Disney+ no longer wears gloves and announces two bad news for its subscribers

Disney+ no longer wears gloves and announces two bad news for its subscribers
Disney+ no longer wears gloves and announces two bad news for its subscribers

The streaming giant Disney+ has once again shaken up the audiovisual landscape. After a period of exponential growth, the platform is preparing to enter a new phase, marked by major strategic changes.

The turn of Disney+: the trademark of Bob Iger

The Disney+ platform is changing. Under the leadership of Bob Iger, returning to the helm of the company in 2022 after a difficult period under Bob Chapek, Disney is trying to regain momentum in an increasingly competitive environment.

Iger, who initially led Disney to great heights with major acquisitions like Marvel, Pixar and Star Wars, faces new challenges. Among them, the financial recovery of Disney+, a platform which, although acclaimed at its launch, is now suffering substantial losses.

After leaving office in 2020, Bob Iger was urgently recalled by the board of directors to restore order within the Disney house. His return was greeted with enthusiasm, but the company’s situation is complex.

Disney+ is accumulating losses, and pressure from shareholders, particularly from Nelson Peltz, is strong.
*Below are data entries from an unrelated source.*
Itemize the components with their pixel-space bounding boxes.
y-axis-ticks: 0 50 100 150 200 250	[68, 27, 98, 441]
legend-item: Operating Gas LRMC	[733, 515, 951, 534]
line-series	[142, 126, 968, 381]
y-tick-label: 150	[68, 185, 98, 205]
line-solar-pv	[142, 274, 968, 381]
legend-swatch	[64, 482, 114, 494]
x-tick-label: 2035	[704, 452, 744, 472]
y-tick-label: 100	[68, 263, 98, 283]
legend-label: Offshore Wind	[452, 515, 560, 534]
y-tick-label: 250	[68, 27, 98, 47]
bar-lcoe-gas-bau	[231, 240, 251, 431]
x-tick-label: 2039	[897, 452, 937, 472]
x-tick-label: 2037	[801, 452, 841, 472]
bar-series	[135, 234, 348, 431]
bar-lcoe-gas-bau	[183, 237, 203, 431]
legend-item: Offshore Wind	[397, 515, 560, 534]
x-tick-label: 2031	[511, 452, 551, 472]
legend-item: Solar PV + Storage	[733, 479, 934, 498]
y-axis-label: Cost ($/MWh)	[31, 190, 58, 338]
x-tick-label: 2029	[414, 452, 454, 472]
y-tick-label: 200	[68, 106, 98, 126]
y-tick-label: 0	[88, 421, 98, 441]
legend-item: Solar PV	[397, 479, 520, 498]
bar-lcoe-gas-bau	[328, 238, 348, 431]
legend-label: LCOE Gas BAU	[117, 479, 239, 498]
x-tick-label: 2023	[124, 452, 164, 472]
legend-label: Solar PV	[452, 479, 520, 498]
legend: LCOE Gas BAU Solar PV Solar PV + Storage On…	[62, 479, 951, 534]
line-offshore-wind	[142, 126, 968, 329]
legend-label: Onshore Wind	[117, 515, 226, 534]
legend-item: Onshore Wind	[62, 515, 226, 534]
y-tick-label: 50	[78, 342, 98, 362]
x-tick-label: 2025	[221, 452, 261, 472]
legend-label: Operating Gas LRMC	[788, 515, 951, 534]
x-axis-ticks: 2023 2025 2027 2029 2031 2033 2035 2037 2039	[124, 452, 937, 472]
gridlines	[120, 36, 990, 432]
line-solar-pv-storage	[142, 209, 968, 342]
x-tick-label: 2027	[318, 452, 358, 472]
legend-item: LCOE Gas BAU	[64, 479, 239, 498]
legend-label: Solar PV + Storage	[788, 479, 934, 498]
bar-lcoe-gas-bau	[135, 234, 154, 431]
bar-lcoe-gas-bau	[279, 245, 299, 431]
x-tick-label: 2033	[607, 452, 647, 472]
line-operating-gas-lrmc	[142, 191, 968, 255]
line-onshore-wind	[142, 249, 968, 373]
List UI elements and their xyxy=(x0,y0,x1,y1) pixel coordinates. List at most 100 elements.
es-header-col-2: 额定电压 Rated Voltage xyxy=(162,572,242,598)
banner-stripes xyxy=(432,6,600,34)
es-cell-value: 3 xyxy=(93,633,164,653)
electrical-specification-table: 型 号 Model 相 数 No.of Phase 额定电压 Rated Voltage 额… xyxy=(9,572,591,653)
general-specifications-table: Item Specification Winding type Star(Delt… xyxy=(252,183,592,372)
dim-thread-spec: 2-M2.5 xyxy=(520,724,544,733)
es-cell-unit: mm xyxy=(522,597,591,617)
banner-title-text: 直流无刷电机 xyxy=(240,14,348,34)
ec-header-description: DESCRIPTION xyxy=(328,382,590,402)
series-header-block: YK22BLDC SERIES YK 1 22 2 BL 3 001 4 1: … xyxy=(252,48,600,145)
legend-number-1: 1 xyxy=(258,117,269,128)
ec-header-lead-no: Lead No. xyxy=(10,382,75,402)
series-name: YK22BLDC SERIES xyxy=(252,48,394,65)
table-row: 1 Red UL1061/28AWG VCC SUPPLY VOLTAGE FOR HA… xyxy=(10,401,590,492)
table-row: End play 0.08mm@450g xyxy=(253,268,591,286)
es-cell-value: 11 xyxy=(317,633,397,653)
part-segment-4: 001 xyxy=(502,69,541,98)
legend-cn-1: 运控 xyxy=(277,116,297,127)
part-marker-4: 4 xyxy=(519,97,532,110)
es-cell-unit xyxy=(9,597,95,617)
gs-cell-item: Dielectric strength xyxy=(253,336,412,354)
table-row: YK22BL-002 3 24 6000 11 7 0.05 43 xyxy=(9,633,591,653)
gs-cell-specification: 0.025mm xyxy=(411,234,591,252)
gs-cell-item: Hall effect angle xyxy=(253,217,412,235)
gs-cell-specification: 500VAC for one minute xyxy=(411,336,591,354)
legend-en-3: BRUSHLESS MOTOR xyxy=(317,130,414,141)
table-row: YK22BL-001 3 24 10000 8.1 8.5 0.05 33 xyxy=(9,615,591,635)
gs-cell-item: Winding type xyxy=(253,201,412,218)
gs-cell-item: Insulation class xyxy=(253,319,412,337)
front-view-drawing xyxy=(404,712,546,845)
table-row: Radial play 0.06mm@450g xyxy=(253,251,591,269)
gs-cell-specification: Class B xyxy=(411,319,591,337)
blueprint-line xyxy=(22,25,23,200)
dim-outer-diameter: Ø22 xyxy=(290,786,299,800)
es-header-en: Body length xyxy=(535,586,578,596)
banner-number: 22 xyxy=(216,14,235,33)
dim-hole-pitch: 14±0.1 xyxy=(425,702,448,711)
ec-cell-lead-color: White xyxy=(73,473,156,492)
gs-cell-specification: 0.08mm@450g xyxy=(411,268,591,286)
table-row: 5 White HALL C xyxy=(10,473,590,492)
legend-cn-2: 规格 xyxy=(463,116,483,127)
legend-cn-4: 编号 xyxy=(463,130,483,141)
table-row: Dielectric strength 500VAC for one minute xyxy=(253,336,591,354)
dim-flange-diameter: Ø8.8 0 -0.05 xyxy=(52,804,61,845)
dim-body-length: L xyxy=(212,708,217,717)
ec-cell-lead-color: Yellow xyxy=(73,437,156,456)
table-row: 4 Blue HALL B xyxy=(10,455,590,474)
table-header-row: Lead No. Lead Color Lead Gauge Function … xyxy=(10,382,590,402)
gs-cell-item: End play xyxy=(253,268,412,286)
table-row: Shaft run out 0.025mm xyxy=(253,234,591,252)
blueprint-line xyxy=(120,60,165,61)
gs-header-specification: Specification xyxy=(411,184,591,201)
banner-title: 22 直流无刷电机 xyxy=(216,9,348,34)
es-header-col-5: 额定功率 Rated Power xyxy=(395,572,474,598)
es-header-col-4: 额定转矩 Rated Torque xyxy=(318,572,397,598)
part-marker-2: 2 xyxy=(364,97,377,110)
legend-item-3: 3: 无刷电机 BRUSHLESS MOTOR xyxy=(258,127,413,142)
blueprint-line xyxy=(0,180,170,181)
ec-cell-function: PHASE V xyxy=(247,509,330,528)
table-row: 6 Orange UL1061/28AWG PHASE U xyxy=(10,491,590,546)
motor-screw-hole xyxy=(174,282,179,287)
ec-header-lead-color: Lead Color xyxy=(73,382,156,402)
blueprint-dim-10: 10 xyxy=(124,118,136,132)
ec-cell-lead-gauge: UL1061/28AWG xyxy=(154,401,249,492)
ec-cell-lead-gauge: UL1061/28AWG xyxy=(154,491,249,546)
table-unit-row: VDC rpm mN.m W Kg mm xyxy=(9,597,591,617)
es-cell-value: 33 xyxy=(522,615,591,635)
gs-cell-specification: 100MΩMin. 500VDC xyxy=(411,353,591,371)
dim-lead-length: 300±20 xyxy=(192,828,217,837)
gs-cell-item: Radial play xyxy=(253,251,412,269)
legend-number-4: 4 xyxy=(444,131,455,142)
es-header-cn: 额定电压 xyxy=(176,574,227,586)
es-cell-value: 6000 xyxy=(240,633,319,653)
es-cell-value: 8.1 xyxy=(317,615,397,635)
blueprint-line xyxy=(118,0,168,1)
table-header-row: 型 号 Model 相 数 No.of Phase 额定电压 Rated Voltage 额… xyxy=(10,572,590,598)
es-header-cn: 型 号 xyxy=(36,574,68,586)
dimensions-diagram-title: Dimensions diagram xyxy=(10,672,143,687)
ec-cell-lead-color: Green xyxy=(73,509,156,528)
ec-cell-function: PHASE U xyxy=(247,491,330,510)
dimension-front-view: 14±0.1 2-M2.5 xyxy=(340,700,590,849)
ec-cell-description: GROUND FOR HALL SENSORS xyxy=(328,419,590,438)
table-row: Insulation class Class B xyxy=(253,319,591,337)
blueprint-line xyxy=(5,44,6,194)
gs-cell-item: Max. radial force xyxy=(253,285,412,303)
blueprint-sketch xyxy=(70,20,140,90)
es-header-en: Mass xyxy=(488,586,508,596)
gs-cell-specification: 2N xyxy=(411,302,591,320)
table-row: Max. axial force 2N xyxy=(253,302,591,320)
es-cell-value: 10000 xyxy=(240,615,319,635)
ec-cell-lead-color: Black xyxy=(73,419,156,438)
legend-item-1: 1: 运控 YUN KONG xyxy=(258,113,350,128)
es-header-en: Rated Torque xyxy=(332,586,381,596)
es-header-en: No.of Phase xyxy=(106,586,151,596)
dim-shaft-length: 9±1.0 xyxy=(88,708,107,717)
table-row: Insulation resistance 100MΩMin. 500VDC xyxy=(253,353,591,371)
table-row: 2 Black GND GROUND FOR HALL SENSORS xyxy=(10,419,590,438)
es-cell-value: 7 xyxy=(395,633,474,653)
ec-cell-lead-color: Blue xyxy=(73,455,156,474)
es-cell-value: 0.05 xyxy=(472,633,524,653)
Growth strategies of the past, based on the acquisition of top-tier content and the launch of the streaming platform, are now being re-evaluated in the face of new financial imperatives

Furthermore, Disney must manage a general drop in revenues, particularly in its traditional branches such as theme parks, derivative products and cinema, affected by the pandemic and the global economic crisis. In this context, Disney is seeking to improve the profitability of its digital services, and Disney+ in particular, by adjusting its pricing policy.

The whim – Mickey’s brush: increase in prices and end of the bundle offer at MyCanal

It is in this context that Disney+ announced an increase in the prices of its standard subscription without advertising. In , the price would increase from €8.99 to €9.99 per month soon. The same goes for the Premium package which will soon be €2 more per month. And, of course, this also has repercussions on year-round rates which are also taking a hit.

At the same time, the platform will no longer be included in the MyCanal offer, forcing subscribers to take out a separate subscription to continue to benefit from its content.

But probably the most surprising announcement is the withdrawal of Disney+ from MyCanal. So far included in fact in the Canal+ offer, Disney+ will no longer be accessible via this platform from December. French subscribers, accustomed to taking advantage of this service via MyCanal, will now have to take out a direct subscription if they wish to continue to access the Disney+ catalog. The move, which might seem risky at first, reflects Disney’s desire to maximize revenue by refocusing on its own subscription offerings.

A general increase in offers and the multiplication of advertisements

This strategy is not unique to Disney+. The streaming market has become extremely competitive, and major players are taking similar approaches. Netflix, for example, has steadily increased its prices over the past few years, while also introducing a low-cost, ad-supported subscription.

This option allows users to access the platform at a discounted price while viewing ads. Disney+ followed this path by offering a subscription with advertisements, but this model still remains limited in Europe.

For its part, Amazon Prime Video is not left out. The platform has also made price adjustments, while enriching its offering with exclusive content and broadcast partnerships, such as that with Ligue 1 in France.

These initiatives show to what extent streaming platforms are looking for new sources of revenue, in a context where competition is increasingly strong and where the costs of producing original content continue to explode.